Summer 2023 in Review: the Buryat Community’s Ayalga Cultural Festival

For the third year in a row, greater New York’s Buryat community congregated (and in-person!) at the My Way Education Center in Midwood, Brooklyn, on June 10 for the Ayalga Cultural Festival. Not only a celebratory concert of the endangered Buryat language and traditional art forms, the festival also gave participating community youth the rare opportunity to study with language, dance, and music teachers for several weeks prior to stepping onto the stage and get American-Buryat children speaking their ancestral language. 

The Buryats are a Mongolian sub-group whose indigenous lands reside in and around the Lake Baikal region of Siberian Russia and northern Mongolia. Despite mostly living in the Autonomous Republic of Buryatia as part of the Russian Federation, they have long suffered efforts to erase Buryat identity, culture, and language over the centuries, spurring the emigration of many. 

 The first substantial wave of Buryats to New York City first began in the early 2000s, congregating mostly in the Gravesend neighborhood of Brooklyn. But with the invasion of Ukraine and the risk of conscription into the Russian army, a second wave began arriving in 2022 through whatever means possible, including the dangerous trek across the Mexican border to seek political asylum. 

Due to these cultural threats unfolding in the homeland, the New York community has long been highly interested in preserving the Buryat language alongside traditional music and dance forms in the United States.  

The Ayalga Cultural Festival, accordingly, first came into being in 2021 through the ongoing Inner Asian Sustaining Cultures Initiative (2020-present) when festival director Darina Sanzhieva, local elder Liudmila Bazarova, music teacher Baiarma Rinchinova, and CTMD program director Andrew Colwell, PhD formed a committee to explore ways of addressing these looming cultural problems. The consensus was soon clear: a community concert, but one where students can actually study language, traditional song, and dance one-on-one with knowledgeable teachers, which is very hard to do in the American context. 

Due to pandemic-era restrictions, the first iteration was aired online on November 11, 2021, and featured pre-recorded presentations by youth, local talents, and professionals. It wasn’t until 2022 that organizers, artists, teachers, and students could meet and work in person in depth, resulting in a remarkable in-person event of which the Buryat community had not yet seen.  

The 2023 also festival featured students’ novice performances of folk tunes or dance alongside the mastery of professional artists alongside the cultural knowledge of local elders and community talents. CTMD Touring Artists the Zerd Ensemble performed, this time featuring new member, and recently arrived, singer, horse fiddler, and throat-singer Sayan Balzhiev. Aya Ganga, a collective of community artists, also returned to present a wide range of yokhor, a popular and participatory circle dance, as well a reenactment of a traditional wedding for the audience to take notes. 
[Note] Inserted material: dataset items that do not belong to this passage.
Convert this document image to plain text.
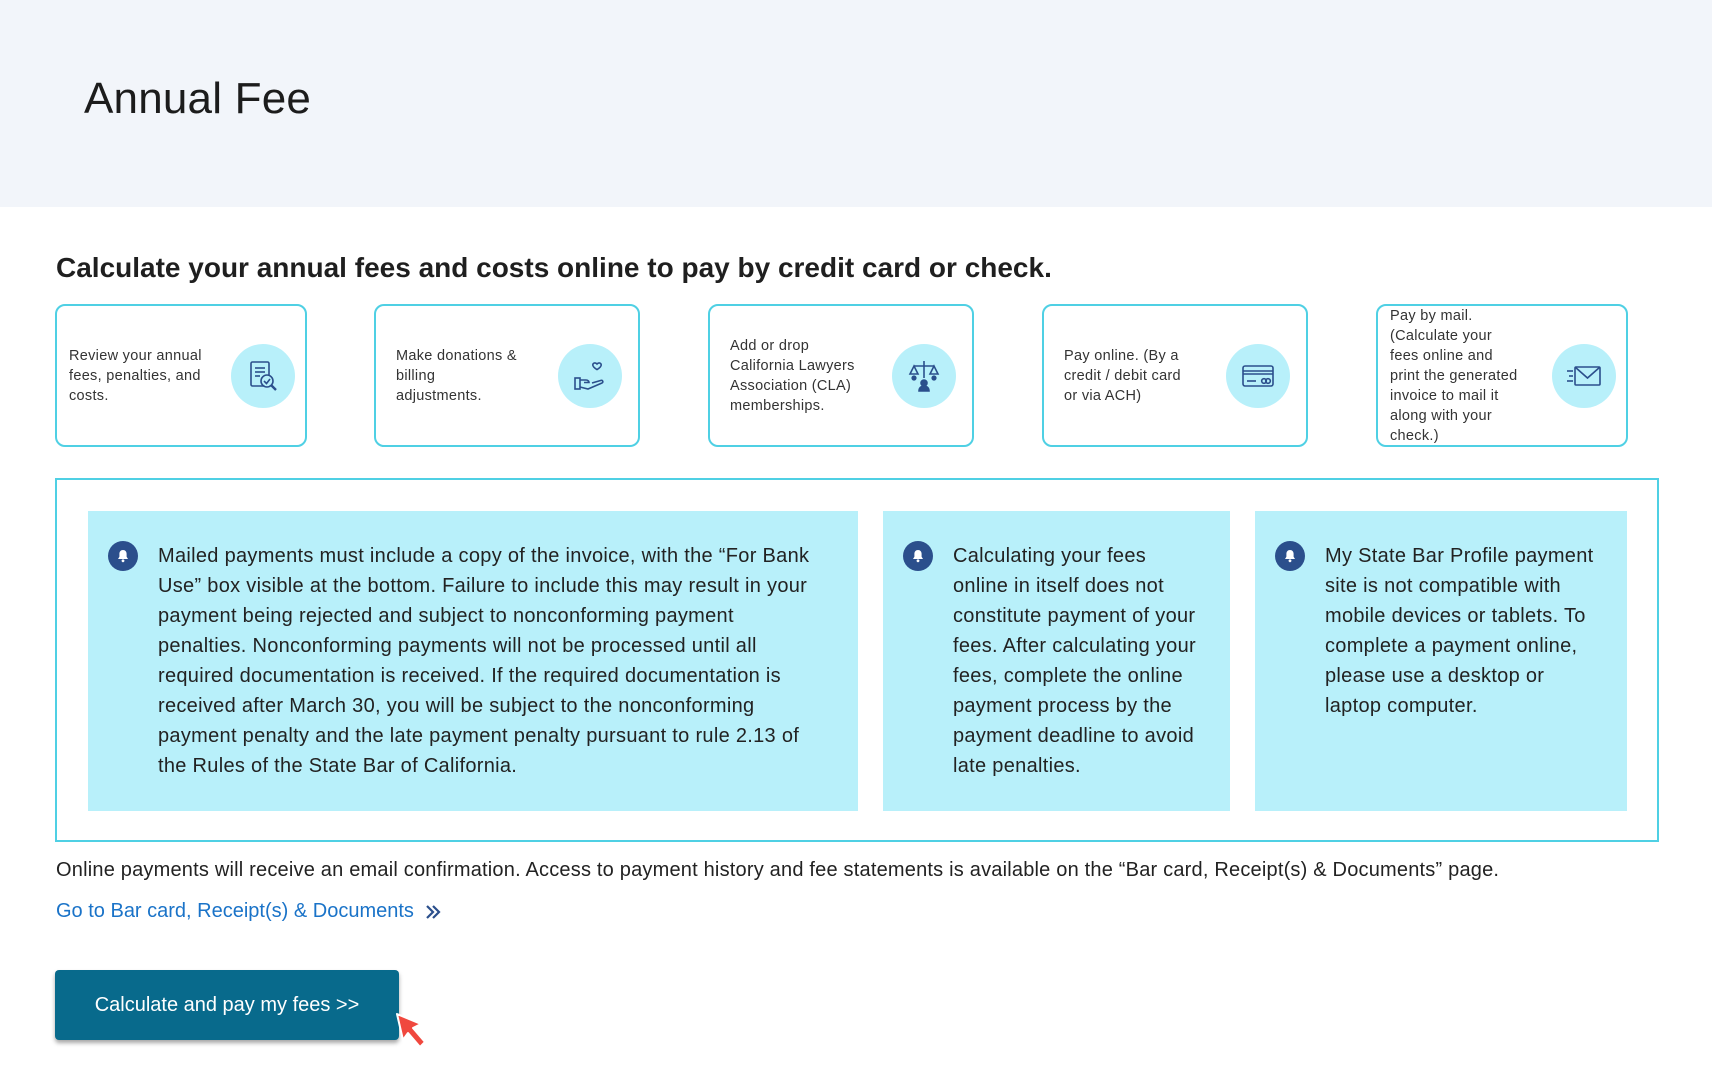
Annual Fee
Calculate your annual fees and costs online to pay by credit card or check.
Review your annual
fees, penalties, and
costs.
Make donations &
billing
adjustments.
Add or drop
California Lawyers
Association (CLA)
memberships.
Pay online. (By a
credit / debit card
or via ACH)
Pay by mail.
(Calculate your
fees online and
print the generated
invoice to mail it
along with your
check.)
Mailed payments must include a copy of the invoice, with the “For Bank
Use” box visible at the bottom. Failure to include this may result in your
payment being rejected and subject to nonconforming payment
penalties. Nonconforming payments will not be processed until all
required documentation is received. If the required documentation is
received after March 30, you will be subject to the nonconforming
payment penalty and the late payment penalty pursuant to rule 2.13 of
the Rules of the State Bar of California.
Calculating your fees
online in itself does not
constitute payment of your
fees. After calculating your
fees, complete the online
payment process by the
payment deadline to avoid
late penalties.
My State Bar Profile payment
site is not compatible with
mobile devices or tablets. To
complete a payment online,
please use a desktop or
laptop computer.

Online payments will receive an email confirmation. Access to payment history and fee statements is available on the “Bar card, Receipt(s) & Documents” page.

Go to Bar card, Receipt(s) & Documents
Calculate and pay my fees >>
Music teacher Baiarma Rinchonva and language teacher Liubov Dondokova watched proudly from the audience, observing the culmination of months of study from their students, who studied with both teachers to sing and understand the lyrics of traditional songs from the homeland. New this year was dance teacher Tumun Radnaev, who had his quite young students of 7-10 years of age practicing every Saturday in anticipation of their debut at Ayalga.  

Community filmmaker Andrei Barguev made a short video of the event’s activities available here.

Of course, none of this would have been possible without the leadership of festival director Darina Sanzhieva, who worked tirelessly to organize and gather Buryats from across the Tri-State region. 

Thanks to the success of last year’s event and these three teachers, this year’s youth participation greatly increased: stage manager Darima Ochirov estimated there were 50 performers, over thirty of which were students. And with the success of this year’s event, other ethnically Mongol communities in the greater New York area have expressed their interest in either participating in next year’s Ayalga or organizing similar events of their own.

As Sanzhieva said, “We received feedback from all Mongol community members to make the festival bigger so the representatives of Khamag Mongol [or ‘United Mongols,’ including Buryats, Kalmyks, Ar Mongols, Uvur Mongols, Tuvans, and Hazaras] can participate. As Mongol people we have one culture, one language and the same traditions. The festival would help to preserve and promote Mongolian culture within the United States.”

A special thank you to the National Endowment for the Arts for making this event possible!